If you have space for a litter box, rabbits can be trained to relieve themselves in litter, which makes for easier and less frequent cage cleaning. Remember that rabbits like to chew and it’s important to make sure that electrical cords and like surfaces are off the floor so they won’t hurt themselves or destroy property. If kept indoors, rabbits can live anywhere from eight to 14 years.
- Basic needs: A cage large enough to hop around in, fresh food and water, daily social time
- Owner responsibilities: Clean cage every few days, provide regular vet visits, and social and physical interaction.
If you aren’t squeamish around spiders and prefer your furry pets to be seen and not touched, consider adopting a tarantula. If well-cared for, tarantulas can live for three to 10 years in a warm temperature-controlled environment.
Professor Linda Rayor, a senior lecturer and senior research associate and Cornell University specializes in arthropod social behavior and offers simple instructions to care for tarantulas: don’t handle them because if dropped, their fragile bellies can splat and they can bleed to death. Also, keep them warm and humid, and feed them crickets once or twice a week.
Tarantulas don’t require a large amount of cage space, but their soil needs to be sterile and sourced from potting soil without minerals or other approved organic material. Provide them a piece of bark big enough for them to climb under and hide. Avoid sharp edges when decorating tarantula cages to protect their sensitive underbellies.
Tarantulas are typically passive, but they can react aggressively if they feel threatened. Some have defense mechanisms that involve flicking urticating hairs that sting when lodged into skin or eyes, so it’s not advised to look at these tarantulas from the top of a cage with the lid off.
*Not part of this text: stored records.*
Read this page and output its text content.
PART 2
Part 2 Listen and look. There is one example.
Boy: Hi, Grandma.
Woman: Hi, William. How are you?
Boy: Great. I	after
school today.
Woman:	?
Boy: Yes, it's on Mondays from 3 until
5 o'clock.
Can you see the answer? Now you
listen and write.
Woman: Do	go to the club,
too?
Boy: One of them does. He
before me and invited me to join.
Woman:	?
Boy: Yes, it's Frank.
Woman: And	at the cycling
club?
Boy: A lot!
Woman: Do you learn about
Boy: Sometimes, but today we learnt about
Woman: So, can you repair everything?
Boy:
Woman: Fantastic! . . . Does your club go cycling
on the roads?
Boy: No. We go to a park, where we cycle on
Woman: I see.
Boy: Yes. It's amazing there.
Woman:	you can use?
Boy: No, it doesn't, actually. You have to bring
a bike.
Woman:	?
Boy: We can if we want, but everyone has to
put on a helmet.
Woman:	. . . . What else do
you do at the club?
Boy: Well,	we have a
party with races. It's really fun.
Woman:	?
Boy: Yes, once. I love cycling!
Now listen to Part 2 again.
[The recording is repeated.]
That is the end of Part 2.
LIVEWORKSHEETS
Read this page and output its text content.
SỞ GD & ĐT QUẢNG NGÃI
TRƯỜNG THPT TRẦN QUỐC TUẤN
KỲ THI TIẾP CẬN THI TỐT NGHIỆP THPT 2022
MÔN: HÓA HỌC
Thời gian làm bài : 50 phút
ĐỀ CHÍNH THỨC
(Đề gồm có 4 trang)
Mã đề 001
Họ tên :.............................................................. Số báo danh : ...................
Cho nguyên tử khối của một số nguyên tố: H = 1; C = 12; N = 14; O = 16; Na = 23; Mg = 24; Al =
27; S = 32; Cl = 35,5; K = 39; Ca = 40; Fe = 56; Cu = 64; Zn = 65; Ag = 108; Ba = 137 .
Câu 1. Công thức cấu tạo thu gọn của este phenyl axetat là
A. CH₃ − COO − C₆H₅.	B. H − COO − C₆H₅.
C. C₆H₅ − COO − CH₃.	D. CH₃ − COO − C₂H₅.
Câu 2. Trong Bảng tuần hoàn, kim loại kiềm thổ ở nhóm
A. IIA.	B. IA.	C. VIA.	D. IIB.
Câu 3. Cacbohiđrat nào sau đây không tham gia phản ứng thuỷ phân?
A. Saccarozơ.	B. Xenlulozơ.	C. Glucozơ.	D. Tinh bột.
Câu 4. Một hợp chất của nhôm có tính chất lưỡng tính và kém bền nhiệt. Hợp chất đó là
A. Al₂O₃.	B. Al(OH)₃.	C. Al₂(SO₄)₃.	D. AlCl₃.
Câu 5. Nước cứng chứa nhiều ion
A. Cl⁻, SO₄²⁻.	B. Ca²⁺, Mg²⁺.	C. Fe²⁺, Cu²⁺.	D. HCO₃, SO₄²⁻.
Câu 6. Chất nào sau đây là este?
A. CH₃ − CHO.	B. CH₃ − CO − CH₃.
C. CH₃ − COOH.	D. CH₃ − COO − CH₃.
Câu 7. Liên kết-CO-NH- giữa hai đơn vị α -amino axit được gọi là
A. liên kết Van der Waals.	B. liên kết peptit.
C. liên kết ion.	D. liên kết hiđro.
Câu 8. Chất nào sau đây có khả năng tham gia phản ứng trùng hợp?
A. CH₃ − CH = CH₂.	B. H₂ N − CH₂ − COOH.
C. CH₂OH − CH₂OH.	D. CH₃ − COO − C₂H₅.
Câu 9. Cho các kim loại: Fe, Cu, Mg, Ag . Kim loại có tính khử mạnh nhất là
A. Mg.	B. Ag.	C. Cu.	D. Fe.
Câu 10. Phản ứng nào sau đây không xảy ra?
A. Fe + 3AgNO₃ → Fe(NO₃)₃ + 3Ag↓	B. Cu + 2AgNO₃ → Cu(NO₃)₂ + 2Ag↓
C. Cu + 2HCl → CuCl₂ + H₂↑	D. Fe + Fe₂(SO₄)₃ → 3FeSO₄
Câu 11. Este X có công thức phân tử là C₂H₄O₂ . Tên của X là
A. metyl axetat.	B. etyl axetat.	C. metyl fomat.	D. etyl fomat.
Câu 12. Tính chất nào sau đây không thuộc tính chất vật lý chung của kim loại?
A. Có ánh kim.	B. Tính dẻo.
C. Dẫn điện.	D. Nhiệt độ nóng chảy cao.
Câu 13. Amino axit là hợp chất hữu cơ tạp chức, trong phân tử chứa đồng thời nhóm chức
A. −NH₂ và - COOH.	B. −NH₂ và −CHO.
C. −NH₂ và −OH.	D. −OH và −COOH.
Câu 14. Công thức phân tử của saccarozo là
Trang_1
Unless you want to risk being bitten with ¾ inch fangs that deliver venom that hurts like a bee sting, never handle a tarantula and instead admire your pet spider’s eight-eyed perfection from the side of its cage. As well, consider sharing the love of your arachnid on spider awareness on Save a Spider Day held on March 14 every year.
- Basic needs: To be left alone, kept warm and humid, and fed crickets once or twice a week.
- Owner responsibilities: Remove molted skin from cages with safety goggles and long forceps.